L’Europe à la sauce Goldman Sachs

samedi 3 décembre 2011.
 

Il faut rassurer les marchés  ! Jour après jour, les médias répètent à l’envi ce leitmotiv. Sans jamais dire précisément ce qui rassure. Sans nommer et dévoiler qui sont ces marchés, dont l’autorégulation viendrait corriger les prétendues erreurs des décisions politiques. L’idéologue capitaliste ordinaire a beau jeu de se réclamer d’Adam Smith (qu’il n’a souvent pas lu) et de sa main invisible censée assurer l’équilibre et la prospérité. C’est en restant invisibles que les acteurs du marché financier prennent leurs décisions, qui sont pourtant bien des décisions et non des lois naturelles. Cette hydre à mille têtes, les marchés, jouit ainsi de l’impunité et génère sa puissance en demeurant invisible. Elle répète aux peuples  : surtout ne cherchez pas qui nous sommes, car nous ne sommes personne. Nous sommes la vérité comptable qui ne ment pas.

Que la nomination de Mario Monti soit pour nous l’occasion de lever un coin du voile. Son appartenance un temps à Goldman Sachs n’est pas qu’un hasard de carrière. Surtout si l’on considère qu’il rejoint ici Lucas 
Papademos, nouveau premier ministre grec, et Mario Draghi, président de la Banque centrale européenne.
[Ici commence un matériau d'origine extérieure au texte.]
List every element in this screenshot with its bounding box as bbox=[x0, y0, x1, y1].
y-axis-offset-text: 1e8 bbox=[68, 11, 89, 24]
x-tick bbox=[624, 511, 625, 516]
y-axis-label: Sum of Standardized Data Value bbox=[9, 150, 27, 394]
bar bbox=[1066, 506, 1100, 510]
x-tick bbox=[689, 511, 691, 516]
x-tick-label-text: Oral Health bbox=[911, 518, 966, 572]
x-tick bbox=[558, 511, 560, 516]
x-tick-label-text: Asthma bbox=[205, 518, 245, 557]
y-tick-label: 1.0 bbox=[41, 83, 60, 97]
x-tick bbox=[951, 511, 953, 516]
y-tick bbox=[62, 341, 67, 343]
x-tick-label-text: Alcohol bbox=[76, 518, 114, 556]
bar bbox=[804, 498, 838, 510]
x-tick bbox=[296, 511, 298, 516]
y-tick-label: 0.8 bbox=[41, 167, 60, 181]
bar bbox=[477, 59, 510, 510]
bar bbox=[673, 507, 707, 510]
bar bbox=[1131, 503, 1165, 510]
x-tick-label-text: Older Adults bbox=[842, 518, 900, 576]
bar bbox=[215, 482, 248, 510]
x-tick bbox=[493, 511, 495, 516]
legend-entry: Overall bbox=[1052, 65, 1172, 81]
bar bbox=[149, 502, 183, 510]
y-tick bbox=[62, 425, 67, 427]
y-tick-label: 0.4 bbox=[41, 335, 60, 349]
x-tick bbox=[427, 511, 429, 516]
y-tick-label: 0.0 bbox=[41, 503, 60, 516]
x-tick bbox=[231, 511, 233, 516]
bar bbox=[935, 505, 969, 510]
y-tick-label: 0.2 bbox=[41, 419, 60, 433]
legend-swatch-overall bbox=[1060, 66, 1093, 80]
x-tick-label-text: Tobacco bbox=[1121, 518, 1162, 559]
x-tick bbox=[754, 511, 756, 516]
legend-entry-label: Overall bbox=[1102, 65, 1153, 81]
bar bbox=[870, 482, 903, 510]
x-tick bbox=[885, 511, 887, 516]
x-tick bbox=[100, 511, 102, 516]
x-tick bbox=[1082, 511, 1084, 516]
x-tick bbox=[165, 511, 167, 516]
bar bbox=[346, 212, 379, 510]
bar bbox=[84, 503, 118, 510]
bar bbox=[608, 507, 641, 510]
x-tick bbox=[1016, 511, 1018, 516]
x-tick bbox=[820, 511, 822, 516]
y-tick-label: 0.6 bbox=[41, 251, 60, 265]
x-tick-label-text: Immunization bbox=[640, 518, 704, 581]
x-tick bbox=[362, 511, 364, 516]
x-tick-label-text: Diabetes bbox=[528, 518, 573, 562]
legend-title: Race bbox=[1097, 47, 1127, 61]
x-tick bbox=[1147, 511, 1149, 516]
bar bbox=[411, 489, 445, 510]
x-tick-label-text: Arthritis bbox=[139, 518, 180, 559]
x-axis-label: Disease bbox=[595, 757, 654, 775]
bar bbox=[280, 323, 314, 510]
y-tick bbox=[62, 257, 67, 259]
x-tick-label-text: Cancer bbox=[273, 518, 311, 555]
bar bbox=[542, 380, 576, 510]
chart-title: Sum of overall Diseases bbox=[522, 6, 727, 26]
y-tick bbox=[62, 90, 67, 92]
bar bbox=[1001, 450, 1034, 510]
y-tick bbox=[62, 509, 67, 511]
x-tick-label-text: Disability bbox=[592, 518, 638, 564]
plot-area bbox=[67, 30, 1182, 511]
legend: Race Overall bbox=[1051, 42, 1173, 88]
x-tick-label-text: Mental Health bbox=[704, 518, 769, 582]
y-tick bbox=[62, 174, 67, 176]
Tous trois participent de cette confusion soigneusement cachée entre les marchés et les conseillers qui ont mis en place les décennies de domination libérale, dont la logique est bien résumée par les principes dont se revendique cette banque américaine  : les intérêts de nos clients en premier. Il appartient au monde de la finance qui étend son emprise.

La financiarisation de tous les échanges, stade ultime du fétichisme de la marchandise dénoncé par Marx, entend réduire la politique à l’économie comme l’économie à la finance. Les sophismes des spéculateurs reposent sur le prétendu bon sens de leurs conseils  : les États ne peuvent dépenser plus qu’ils n’ont. À force de le répéter, ils ont fait oublier que ce sont eux, les investisseurs anonymes, qui ne cessent de vendre ce qu’ils n’ont pas, d’inventer des mécanismes si pervers qu’ils peuvent parier sur la faillite des États comme d’autres sur les licenciements ou les délocalisations. C’est la logique financière qui est folle, pas la volonté des peuples qui seule devrait être souveraine.

Mario Monti montre ce qui rassure les marchés  : nommer des dirigeants politiques qui émanent de leur sérail. Rien de surprenant pour cet ancien dirigeant de la trilatérale, commission qui promeut le libéralisme depuis les années soixante et théorisait déjà, avec Samuel Huntington, que la bonne gouvernance repose sur l’apathie et le silence des peuples. Et quand les peuples se révoltent, en lieu et place de référendum, c’est l’extrême droite qui est conviée au gouvernement. Voilà donc ce qui rassure les marchés  : museler les peuples.

Voilà ce qu’est le libéralisme économique  : un antidémocratisme, le refus de la liberté politique.